Kangni Alem : Mon premier message ne serait pas à l’intention des jeunes, mais des autorités de nos pays. Si les jeunes ne lisent pas, c’est que rien n’a été fait pour les encourager à lire et leur transmettre ce goût de la lecture. Alors leur dire maintenant « lisez lisez » ne serait qu’un vœu pieux. Un peu trop facile. Le vrai problème est que notre système éducatif ne mise pas assez sur la lecture et n’organise pas de campagnes de sensibilisation.
Je vais prendre un exemple concret.

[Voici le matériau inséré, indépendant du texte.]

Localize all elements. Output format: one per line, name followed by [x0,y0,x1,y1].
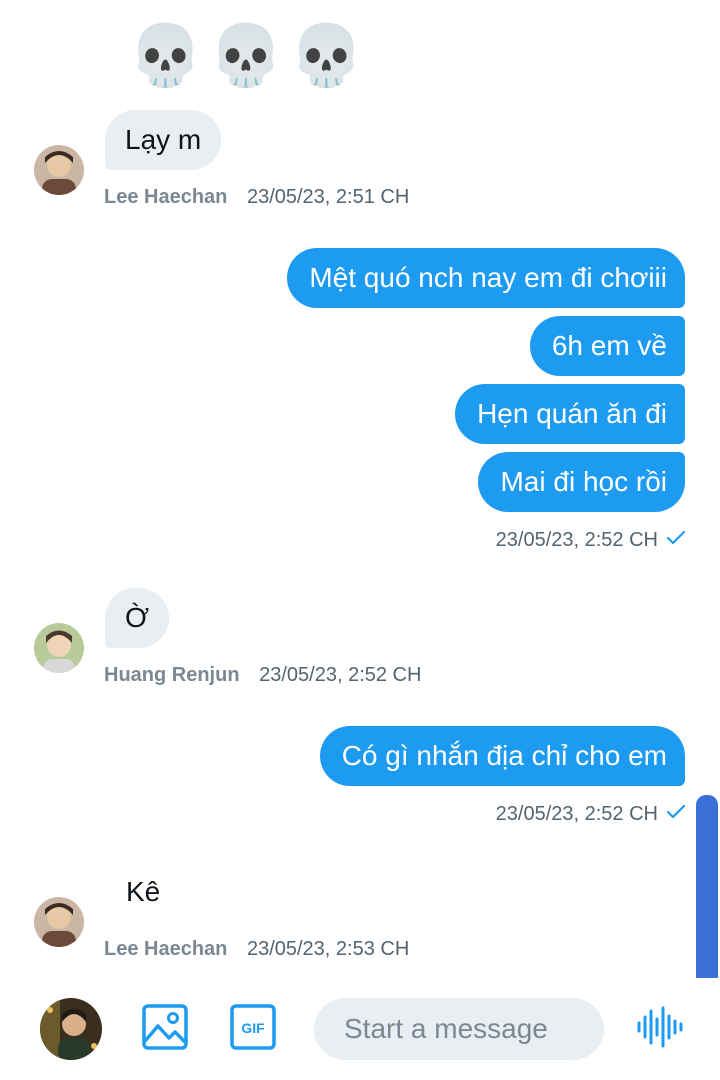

À titre personnel, j’ai créé une petite bibliothèque dans la maison de ma mère, au cœur d’un quartier populaire. Beaucoup de jeunes tournaient autour de la bibliothèque et n’osaient même pas y entrer. Il a fallu que l’on mette en place des jeux éducatifs, des ateliers de codage informatique, pour les inciter à entrer. Ce n’est qu’une fois à l’intérieur qu’ils ont commencé à toucher les livres.
Parfois, on sollicite des auteurs pour parler de la lecture, certains jouent le jeu, d’autres non. Certains ne trouvent pas les mots adéquats pour faire passer ce message sur l’importance de la lecture. Les écrivains ont cette fâcheuse habitude d’écrire, mais sont parfois incapables d’expliquer ce qui vaut la peine de l’être.
D’où l’idée que ces campagnes de lecture doivent être du ressort des politiques publiques. Cela fait défaut chez nous. Ce sont des actions à mener régulièrement pour inciter parents et enfants à comprendre l’enjeu de la lecture et du livre sous toutes ses formes et son rôle dans l’éducation.
On ne devient pas lecteur spontanément, car on vous a dit de devenir lecteur. C’est un processus qui prend du temps pour progressivement amener les gens à s’intéresser à la lecture.
Crédits photo : Sébastien Vondoly et Kangni Alem © Kangni Alem
1 Commentaire
Christian Elongué
21/11/2023 à 14:30
Bien merci à Agnès pour cette belle interview, que j'ai pris plaisir à lire en détail.
Je suis entièrement d'accord avec Kangni lorsqu'il indique que "Le numérique doit devenir la nouvelle frontière de l’édition africaine."
Il y'a tellement de pootentiel avec le numérique. Et on gagnerait à redynamiser NEAS et à développer des solutions numériques endogènes.
Par ailleurs, j'ai récemment eu une idée, actuellement bizarre, mais pas impossible. Il s'agit d'un système d'impression à distance où un éditeur peut faire imprimer ses ouvrages dans un autre pays à distance, avec la possibilité de controler le nombre de copies imprimées et où le fichier original disparait immédiatement après le nombre de copies fixés a été imprimés.
Cette technologie est déjà en usage sur WhatsApp où il est possible de configurer la visualisation d'une image sur une fois, puis elle est supprimée par la suite. Ne pourrait-on pas intégrer cela aussi à l'impression numérique du livre?